Chaque mercredi matin, à huit heures et demie, la foule investit le hall de la bibliothèque centrale de Copenhague. Si ces hommes et ces femmes se retrouvent ici avant d’aller travailler, c’est pour chanter ensemble des chants traditionnels, selon la tradition du «morgensang». Ce temps de partage est très répandu, le pays maintient la cohésion sociale. Mais cela peut aussi générer des tensions.

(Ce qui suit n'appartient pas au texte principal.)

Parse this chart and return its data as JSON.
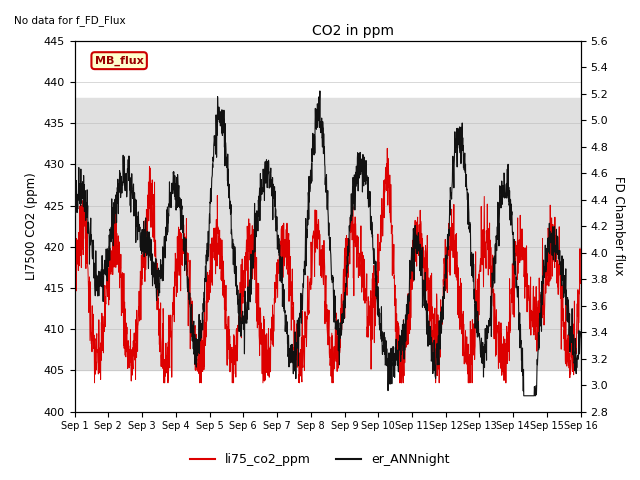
{
  "title": "CO2 in ppm",
  "ylabel_left": "LI7500 CO2 (ppm)",
  "ylabel_right": "FD Chamber flux",
  "ylim_left": [
    400,
    445
  ],
  "ylim_right": [
    2.8,
    5.6
  ],
  "yticks_left": [
    400,
    405,
    410,
    415,
    420,
    425,
    430,
    435,
    440,
    445
  ],
  "yticks_right": [
    2.8,
    3.0,
    3.2,
    3.4,
    3.6,
    3.8,
    4.0,
    4.2,
    4.4,
    4.6,
    4.8,
    5.0,
    5.2,
    5.4,
    5.6
  ],
  "xtick_labels": [
    "Sep 1",
    "Sep 2",
    "Sep 3",
    "Sep 4",
    "Sep 5",
    "Sep 6",
    "Sep 7",
    "Sep 8",
    "Sep 9",
    "Sep 10",
    "Sep 11",
    "Sep 12",
    "Sep 13",
    "Sep 14",
    "Sep 15",
    "Sep 16"
  ],
  "line1_color": "#dd0000",
  "line2_color": "#111111",
  "line1_label": "li75_co2_ppm",
  "line2_label": "er_ANNnight",
  "no_data_text": "No data for f_FD_Flux",
  "mb_flux_text": "MB_flux",
  "mb_flux_bg": "#ffffcc",
  "mb_flux_border": "#cc0000",
  "shaded_band_lo": 405,
  "shaded_band_hi": 438,
  "shaded_band_color": "#e0e0e0",
  "background_color": "#ffffff",
  "n_points": 2000
}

Une controverse est née fin juillet aux environs des premières sélections pour l’édition 2020 de la Collection de chansons au lycée. Chaque année, des chansons anciennes sont supprimées au profit des titres sont plus récents. L’opération provoque souvent des conflits lorsque certains voient leur chanson préférée disparaître. Mais pour cette dix-neuvième édition, parmi les centaines de titres compilés, une chanson sur le mois de Ramadan est particulièrement pointée du doigt.

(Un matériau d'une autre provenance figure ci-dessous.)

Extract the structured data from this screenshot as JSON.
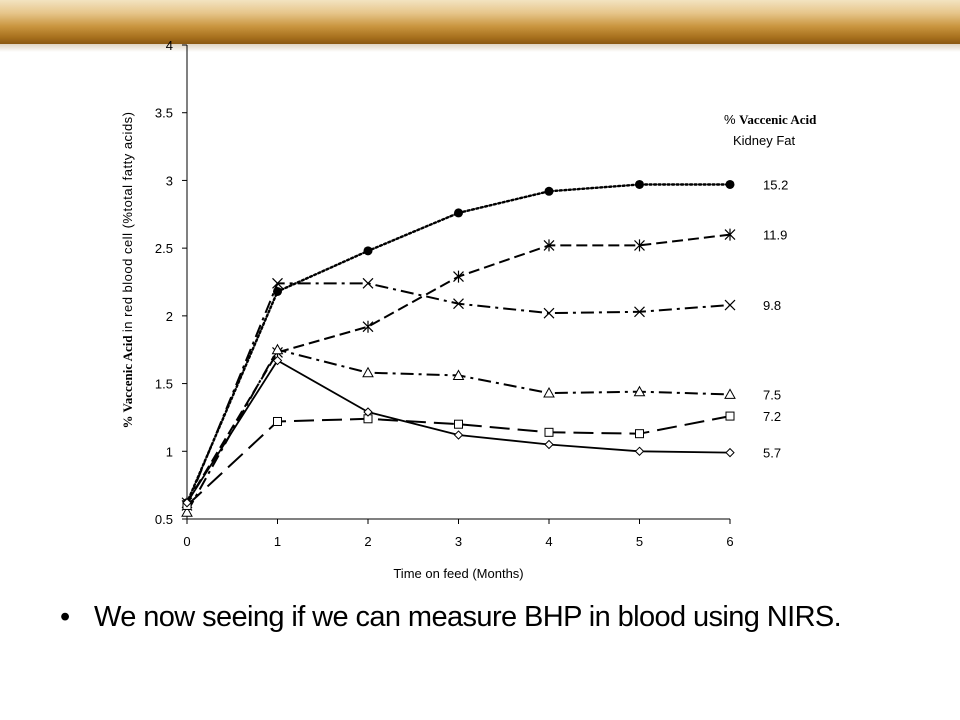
{
  "chart_data": {
    "type": "line",
    "x": [
      0,
      1,
      2,
      3,
      4,
      5,
      6
    ],
    "xlim": [
      0,
      6
    ],
    "ylim": [
      0.5,
      4
    ],
    "xticks": [
      "0",
      "1",
      "2",
      "3",
      "4",
      "5",
      "6"
    ],
    "yticks": [
      "0.5",
      "1",
      "1.5",
      "2",
      "2.5",
      "3",
      "3.5",
      "4"
    ],
    "xlabel": "Time on feed (Months)",
    "ylabel_bold": "% Vaccenic Acid",
    "ylabel_rest": "in red blood cell (%total fatty acids)",
    "legend_title_pct": "%",
    "legend_title_bold": "Vaccenic Acid",
    "legend_title_line2": "Kidney Fat",
    "grid": false,
    "series": [
      {
        "name": "15.2",
        "marker": "filled-circle",
        "line": "dotted",
        "values": [
          0.62,
          2.18,
          2.48,
          2.76,
          2.92,
          2.97,
          2.97
        ]
      },
      {
        "name": "11.9",
        "marker": "star",
        "line": "dashed",
        "values": [
          0.62,
          1.73,
          1.92,
          2.29,
          2.52,
          2.52,
          2.6
        ]
      },
      {
        "name": "9.8",
        "marker": "x",
        "line": "dash-dot",
        "values": [
          0.6,
          2.24,
          2.24,
          2.09,
          2.02,
          2.03,
          2.08
        ]
      },
      {
        "name": "7.5",
        "marker": "triangle",
        "line": "dash-dot",
        "values": [
          0.55,
          1.75,
          1.58,
          1.56,
          1.43,
          1.44,
          1.42
        ]
      },
      {
        "name": "7.2",
        "marker": "square",
        "line": "long-dash",
        "values": [
          0.6,
          1.22,
          1.24,
          1.2,
          1.14,
          1.13,
          1.26
        ]
      },
      {
        "name": "5.7",
        "marker": "diamond",
        "line": "solid",
        "values": [
          0.62,
          1.67,
          1.29,
          1.12,
          1.05,
          1.0,
          0.99
        ]
      }
    ]
  },
  "bullet": {
    "text": "We now seeing if we can measure BHP in blood using NIRS."
  }
}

Composé par un rappeur d’origine marocaine, le Ramadan à Copenhague a été pré-sélectionné pour faire partie des morceaux sélectionnés. « Si je dois être le premier musulman à contribuer à ce livre, je vous dirai à quoi ressemble le Danemark de mon point de vue« , a déclaré son auteur, Isam B., alias Isam Bachiri.

Le morgensang est une pratique culturelle très répandue au Danemark. De nombreux enfants apprennent les chansons de la Collection de chansons du lycée à l’école, l’anthologie officielle des titres les plus populaires du pays. Certains étudiants perpétuent la tradition universitaire en créant des corporations et les chansons résonnent même pendant les réunions politiques.

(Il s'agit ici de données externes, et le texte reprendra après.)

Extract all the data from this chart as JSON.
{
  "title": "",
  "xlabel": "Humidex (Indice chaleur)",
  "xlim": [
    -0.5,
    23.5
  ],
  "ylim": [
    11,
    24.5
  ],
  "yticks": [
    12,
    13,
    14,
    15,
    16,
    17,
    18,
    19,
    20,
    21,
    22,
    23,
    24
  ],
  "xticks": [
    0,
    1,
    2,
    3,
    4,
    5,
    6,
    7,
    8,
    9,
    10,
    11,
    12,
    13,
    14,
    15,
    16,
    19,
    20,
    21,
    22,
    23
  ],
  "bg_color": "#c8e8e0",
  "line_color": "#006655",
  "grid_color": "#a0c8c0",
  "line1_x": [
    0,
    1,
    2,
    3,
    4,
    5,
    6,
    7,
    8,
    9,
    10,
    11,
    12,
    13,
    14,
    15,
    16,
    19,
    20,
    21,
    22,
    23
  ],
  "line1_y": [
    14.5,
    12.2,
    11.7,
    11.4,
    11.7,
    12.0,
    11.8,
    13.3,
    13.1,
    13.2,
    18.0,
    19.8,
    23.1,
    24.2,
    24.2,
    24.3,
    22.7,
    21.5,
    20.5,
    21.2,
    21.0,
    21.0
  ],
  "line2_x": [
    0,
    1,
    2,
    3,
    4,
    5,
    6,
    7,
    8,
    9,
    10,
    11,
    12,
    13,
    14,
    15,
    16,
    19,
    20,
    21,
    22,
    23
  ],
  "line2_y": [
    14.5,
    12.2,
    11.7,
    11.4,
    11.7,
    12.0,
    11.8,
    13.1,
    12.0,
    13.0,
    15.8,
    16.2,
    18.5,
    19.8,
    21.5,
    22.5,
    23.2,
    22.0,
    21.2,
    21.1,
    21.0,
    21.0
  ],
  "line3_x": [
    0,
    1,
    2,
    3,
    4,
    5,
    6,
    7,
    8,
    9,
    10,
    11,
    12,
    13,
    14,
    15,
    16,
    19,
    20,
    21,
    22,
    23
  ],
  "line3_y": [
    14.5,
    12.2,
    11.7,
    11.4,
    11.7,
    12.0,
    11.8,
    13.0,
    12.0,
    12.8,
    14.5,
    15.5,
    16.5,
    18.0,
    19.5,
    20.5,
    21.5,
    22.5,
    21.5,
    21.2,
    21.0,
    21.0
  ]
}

«Nous pouvons dire que cela fait désormais partie de la colonne vertébrale de la démocratie danoise», déclare Kristine Ringsager, professeure assistante d’anthropologie au New York Times de l’Université d’Arhus. À tel point que le livre de chansons du lycée est devenu lui-même un symbole national.

Né au XIXe siècle dans les institutions d’enseignement populaires offrant des cours depuis plus de 18 ans, c’est le livre le plus vendu au Danemark avec plus de 450.000 exemplaires vendus depuis 2006. «Les chansons compilées sont considérées comme un trésor qui représente ça veut dire être danois », poursuit Kristine Ringsager.

«Le comité est en train de décider pour le peuple»

Pour Jorgen Carlsen, l’un des six membres du comité de sélection, la chanson a sa place dans l’anthologie. Quatre à cinq pour cent de la population danoise dispose d’un fonds culturel musulman, a-t-il déclaré dans le New York Times. Mais pour une partie de la population, représentée notamment par le parti d’extrême droite du peuple danois, le festival musulman n’a rien à voir avec cette expression de l’identité nationale.

« Jusqu’en 2006, chaque fois qu’une chanson de la collection était modifiée, c’était pour ajouter une chanson déjà chantée spontanément », a déclaré Alex Ahrendtsen, porte-parole du Parti du peuple danois. Là, nous avons inversé le processus. Le comité est en train de décider pour la population. C’est élitiste.

Les Danois devront attendre novembre 2020 pour déterminer la liste finale de la dix-neuvième édition du recueil. Isam B., qui vient de sortir un nouveau single, adore l’idée que des Danois de tout le pays chantent ses mots. «Ce serait incroyable», dit-il.